DISCOS
Aquaparque
Pintura Moderna
· 15 Mar 2011 · 21:08 ·
Aquaparque
Pintura Moderna
2011
Mbari / Aquaboogie


Sítios oficiais:
- Aquaparque
- Mbari
- Aquaboogie
Aquaparque
Pintura Moderna
2011
Mbari / Aquaboogie


Sítios oficiais:
- Aquaparque
- Mbari
- Aquaboogie
Pop até debaixo d´água.
Na pop destes últimos anos tem-se assistido a uma certa obsessão em reciclar as memórias de tempos idos e (pelo menos tentar) torná-las num objecto novo, único, que reflectisse não só as aventuras musicais semi-esquecidas dessas eras, mas que também fizesse delas um monumento para o futuro, um testemunho de que algo ou alguém ali esteve, viveu aqueles momentos. Não é um fenómeno novo, e podemos argumentar, extremar inclusive, que toda a música pop alguma vez produzida é uma reciclagem de ideias antigas; não é um fenómeno sequer confinado à música, é algo intrínseco à natureza humana, o olhar para trás com nostalgia.

O ponto de partida para a maior parte das recentes deambulações têm sido os anos oitenta, como o atestam a consagração de Ariel Pink enquanto força motriz de toda essa lembrança ou a popularidade entre o meio alternativo/independente do "movimento" chillwave. Por cá, por sermos portugueses e, por conseguinte, sentirmos um especial apreço pela intraduzível saudade, essas memórias têm vindo à tona de uma forma ou de outra, através das mãos de uma geração pós-25 de Abril que teve a oportunidade de crescer em tempos áureos como os da abertura do país às ideias que vinham de fora - também conhecido como a explosão do rock em português - que gerou não só artistas reinterpretando velhas guardas mas também aqueles que se atreveram a ir além de uma simples apropriação. Nomes óbvios, que se citam para criar um ponto de contacto entre estes e o que fazem hoje Pedro Magina e André Abel: Variações, GNR, Ocaso Épico, João Peste, o Sonho Azul de Né Ladeiras. Tudo nomes perfeitamente válidos de se aglutinarem na qualquer musa inspiradora/nostálgica que faça mover o duo portuense; nostalgia que começa no nome e que remete, pela via da tragédia que todos conhecemos, para o fim da inocência que se lhe seguiu.

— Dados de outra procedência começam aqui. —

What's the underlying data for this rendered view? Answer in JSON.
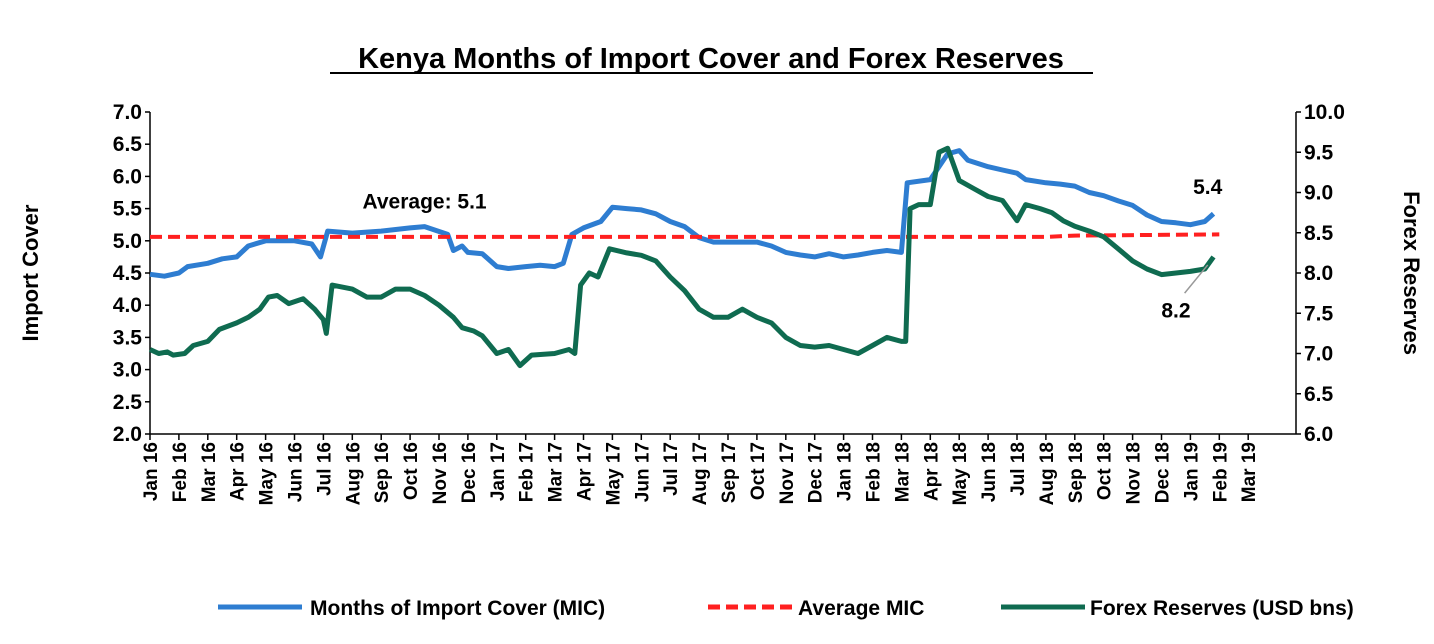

Inocência essa revisitada não só na sonoridade do duo, como já referido, mas através da mais simples das técnicas utilizadas - a do corte e cola - fazendo de Pintura Moderna, como aliás já tinha feito de É Isso Aí, de 2009, um gigantesco manifesto da genialidade da pop esquecida de outrora, mas mais do boom criativo a que se assiste no presente. Um caldeirão onde melodias e pedaços de canção transitam entre si numa mesma faixa de forma absolutamente irrepreensível, quase que como numa mixtape, como em "Castiço O Teu Nudismo", que passa de um registo mais contemplativo para uma malha de boogie aquático, ou não fosse esse o nome da editora. De facto, quem melhor do que os próprios Aquaparque para descrever o seu estilo?

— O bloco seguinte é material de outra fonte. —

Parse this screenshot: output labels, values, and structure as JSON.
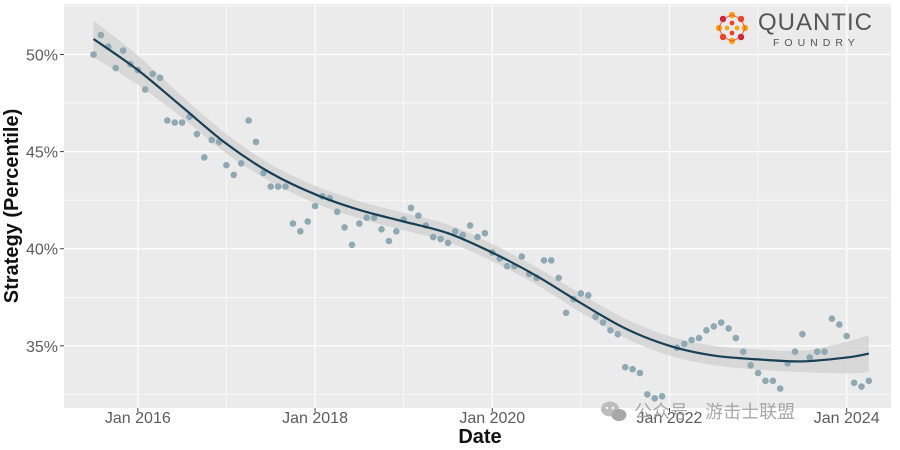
{
  "chart_data": {
    "type": "scatter",
    "title": "",
    "xlabel": "Date",
    "ylabel": "Strategy (Percentile)",
    "x_ticks": [
      "Jan 2016",
      "Jan 2018",
      "Jan 2020",
      "Jan 2022",
      "Jan 2024"
    ],
    "y_ticks": [
      "35%",
      "40%",
      "45%",
      "50%"
    ],
    "xlim": [
      "2015-03-01",
      "2024-07-01"
    ],
    "ylim": [
      31.8,
      52.6
    ],
    "grid": true,
    "colors": {
      "points": "#8fa8b4",
      "line": "#173f55",
      "band": "#d2d2d2",
      "panel": "#ebebeb",
      "grid": "#ffffff"
    },
    "points": [
      {
        "x": "2015-07",
        "y": 50.0
      },
      {
        "x": "2015-08",
        "y": 51.0
      },
      {
        "x": "2015-09",
        "y": 50.4
      },
      {
        "x": "2015-10",
        "y": 49.3
      },
      {
        "x": "2015-11",
        "y": 50.2
      },
      {
        "x": "2015-12",
        "y": 49.5
      },
      {
        "x": "2016-01",
        "y": 49.2
      },
      {
        "x": "2016-02",
        "y": 48.2
      },
      {
        "x": "2016-03",
        "y": 49.0
      },
      {
        "x": "2016-04",
        "y": 48.8
      },
      {
        "x": "2016-05",
        "y": 46.6
      },
      {
        "x": "2016-06",
        "y": 46.5
      },
      {
        "x": "2016-07",
        "y": 46.5
      },
      {
        "x": "2016-08",
        "y": 46.8
      },
      {
        "x": "2016-09",
        "y": 45.9
      },
      {
        "x": "2016-10",
        "y": 44.7
      },
      {
        "x": "2016-11",
        "y": 45.6
      },
      {
        "x": "2016-12",
        "y": 45.5
      },
      {
        "x": "2017-01",
        "y": 44.3
      },
      {
        "x": "2017-02",
        "y": 43.8
      },
      {
        "x": "2017-03",
        "y": 44.4
      },
      {
        "x": "2017-04",
        "y": 46.6
      },
      {
        "x": "2017-05",
        "y": 45.5
      },
      {
        "x": "2017-06",
        "y": 43.9
      },
      {
        "x": "2017-07",
        "y": 43.2
      },
      {
        "x": "2017-08",
        "y": 43.2
      },
      {
        "x": "2017-09",
        "y": 43.2
      },
      {
        "x": "2017-10",
        "y": 41.3
      },
      {
        "x": "2017-11",
        "y": 40.9
      },
      {
        "x": "2017-12",
        "y": 41.4
      },
      {
        "x": "2018-01",
        "y": 42.2
      },
      {
        "x": "2018-02",
        "y": 42.7
      },
      {
        "x": "2018-03",
        "y": 42.6
      },
      {
        "x": "2018-04",
        "y": 41.9
      },
      {
        "x": "2018-05",
        "y": 41.1
      },
      {
        "x": "2018-06",
        "y": 40.2
      },
      {
        "x": "2018-07",
        "y": 41.3
      },
      {
        "x": "2018-08",
        "y": 41.6
      },
      {
        "x": "2018-09",
        "y": 41.6
      },
      {
        "x": "2018-10",
        "y": 41.0
      },
      {
        "x": "2018-11",
        "y": 40.4
      },
      {
        "x": "2018-12",
        "y": 40.9
      },
      {
        "x": "2019-01",
        "y": 41.5
      },
      {
        "x": "2019-02",
        "y": 42.1
      },
      {
        "x": "2019-03",
        "y": 41.7
      },
      {
        "x": "2019-04",
        "y": 41.2
      },
      {
        "x": "2019-05",
        "y": 40.6
      },
      {
        "x": "2019-06",
        "y": 40.5
      },
      {
        "x": "2019-07",
        "y": 40.3
      },
      {
        "x": "2019-08",
        "y": 40.9
      },
      {
        "x": "2019-09",
        "y": 40.7
      },
      {
        "x": "2019-10",
        "y": 41.2
      },
      {
        "x": "2019-11",
        "y": 40.6
      },
      {
        "x": "2019-12",
        "y": 40.8
      },
      {
        "x": "2020-01",
        "y": 39.8
      },
      {
        "x": "2020-02",
        "y": 39.5
      },
      {
        "x": "2020-03",
        "y": 39.1
      },
      {
        "x": "2020-04",
        "y": 39.1
      },
      {
        "x": "2020-05",
        "y": 39.6
      },
      {
        "x": "2020-06",
        "y": 38.7
      },
      {
        "x": "2020-07",
        "y": 38.5
      },
      {
        "x": "2020-08",
        "y": 39.4
      },
      {
        "x": "2020-09",
        "y": 39.4
      },
      {
        "x": "2020-10",
        "y": 38.5
      },
      {
        "x": "2020-11",
        "y": 36.7
      },
      {
        "x": "2020-12",
        "y": 37.4
      },
      {
        "x": "2021-01",
        "y": 37.7
      },
      {
        "x": "2021-02",
        "y": 37.6
      },
      {
        "x": "2021-03",
        "y": 36.5
      },
      {
        "x": "2021-04",
        "y": 36.2
      },
      {
        "x": "2021-05",
        "y": 35.8
      },
      {
        "x": "2021-06",
        "y": 35.6
      },
      {
        "x": "2021-07",
        "y": 33.9
      },
      {
        "x": "2021-08",
        "y": 33.8
      },
      {
        "x": "2021-09",
        "y": 33.6
      },
      {
        "x": "2021-10",
        "y": 32.5
      },
      {
        "x": "2021-11",
        "y": 32.3
      },
      {
        "x": "2021-12",
        "y": 32.4
      },
      {
        "x": "2022-02",
        "y": 34.9
      },
      {
        "x": "2022-03",
        "y": 35.1
      },
      {
        "x": "2022-04",
        "y": 35.3
      },
      {
        "x": "2022-05",
        "y": 35.4
      },
      {
        "x": "2022-06",
        "y": 35.8
      },
      {
        "x": "2022-07",
        "y": 36.0
      },
      {
        "x": "2022-08",
        "y": 36.2
      },
      {
        "x": "2022-09",
        "y": 35.9
      },
      {
        "x": "2022-10",
        "y": 35.4
      },
      {
        "x": "2022-11",
        "y": 34.7
      },
      {
        "x": "2022-12",
        "y": 34.0
      },
      {
        "x": "2023-01",
        "y": 33.6
      },
      {
        "x": "2023-02",
        "y": 33.2
      },
      {
        "x": "2023-03",
        "y": 33.2
      },
      {
        "x": "2023-04",
        "y": 32.8
      },
      {
        "x": "2023-05",
        "y": 34.1
      },
      {
        "x": "2023-06",
        "y": 34.7
      },
      {
        "x": "2023-07",
        "y": 35.6
      },
      {
        "x": "2023-08",
        "y": 34.4
      },
      {
        "x": "2023-09",
        "y": 34.7
      },
      {
        "x": "2023-10",
        "y": 34.7
      },
      {
        "x": "2023-11",
        "y": 36.4
      },
      {
        "x": "2023-12",
        "y": 36.1
      },
      {
        "x": "2024-01",
        "y": 35.5
      },
      {
        "x": "2024-02",
        "y": 33.1
      },
      {
        "x": "2024-03",
        "y": 32.9
      },
      {
        "x": "2024-04",
        "y": 33.2
      }
    ],
    "trend": [
      {
        "x": "2015-07",
        "y": 50.8
      },
      {
        "x": "2016-01",
        "y": 49.2
      },
      {
        "x": "2016-07",
        "y": 47.3
      },
      {
        "x": "2017-01",
        "y": 45.4
      },
      {
        "x": "2017-07",
        "y": 43.9
      },
      {
        "x": "2018-01",
        "y": 42.8
      },
      {
        "x": "2018-07",
        "y": 42.0
      },
      {
        "x": "2019-01",
        "y": 41.4
      },
      {
        "x": "2019-07",
        "y": 40.8
      },
      {
        "x": "2020-01",
        "y": 39.8
      },
      {
        "x": "2020-07",
        "y": 38.6
      },
      {
        "x": "2021-01",
        "y": 37.2
      },
      {
        "x": "2021-07",
        "y": 35.9
      },
      {
        "x": "2022-01",
        "y": 35.0
      },
      {
        "x": "2022-07",
        "y": 34.5
      },
      {
        "x": "2023-01",
        "y": 34.3
      },
      {
        "x": "2023-07",
        "y": 34.2
      },
      {
        "x": "2024-01",
        "y": 34.4
      },
      {
        "x": "2024-04",
        "y": 34.6
      }
    ],
    "band_halfwidth": [
      {
        "x": "2015-07",
        "y": 0.95
      },
      {
        "x": "2016-07",
        "y": 0.55
      },
      {
        "x": "2017-07",
        "y": 0.45
      },
      {
        "x": "2018-07",
        "y": 0.45
      },
      {
        "x": "2019-07",
        "y": 0.45
      },
      {
        "x": "2020-07",
        "y": 0.45
      },
      {
        "x": "2021-07",
        "y": 0.5
      },
      {
        "x": "2022-07",
        "y": 0.5
      },
      {
        "x": "2023-07",
        "y": 0.55
      },
      {
        "x": "2024-04",
        "y": 0.95
      }
    ]
  },
  "logo": {
    "name": "QUANTIC",
    "sub": "FOUNDRY",
    "colors": [
      "#f7a21b",
      "#e8452b",
      "#c8203a"
    ]
  },
  "watermark": {
    "text": "公众号 · 游击士联盟",
    "icon": "wechat-icon"
  }
}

Só que a essência que faz da música do duo algo tão cativante não é apenas a colagem; são as melodias que a acompanham, especialmente as dedilhadas por André Abel nas suas guitarras, que se aliam de forma perfeita à vertente electrónica e conferem à sua música um verdadeiro cariz nacional. Porque música com tal onda mediterrânica, acreditamos, e longe de nacionalismos bacocos e/ou esquizofrénicos, só poderia ter sido feita por cá. Estranhamos então ver os Aquaparque longe das spotlights que se apontam a outras tantas bandas do circuito nacional, com maior ou menor motivo para serem empoladas.

Com temas como a deliciosamente sexy "Para Além Do Bronze", "Sábado à Tarde" ou a maníaca "Tomar Conta De Mim", para além das letras que contém tanto de estranho como de hilário e de genial (a faixa escondida em "Emblema" é disto exemplo) os Aquaparque vão navegando tranquilamente por um rio de criatividade que tanta falta faz à pop. E não só à nossa. Pouco importa (nada mesmo) que a caravela tenha traços de, como já nos dizia James Murphy, borrowed nostalgia for the unremembered eighties; da maneira como o duo se entrega à criação do seu objecto musical, mais não podemos fazer que garantir que não serão esquecidos, não num tempo próximo. Para já, são das melhores coisas que nos podiam ter acontecido.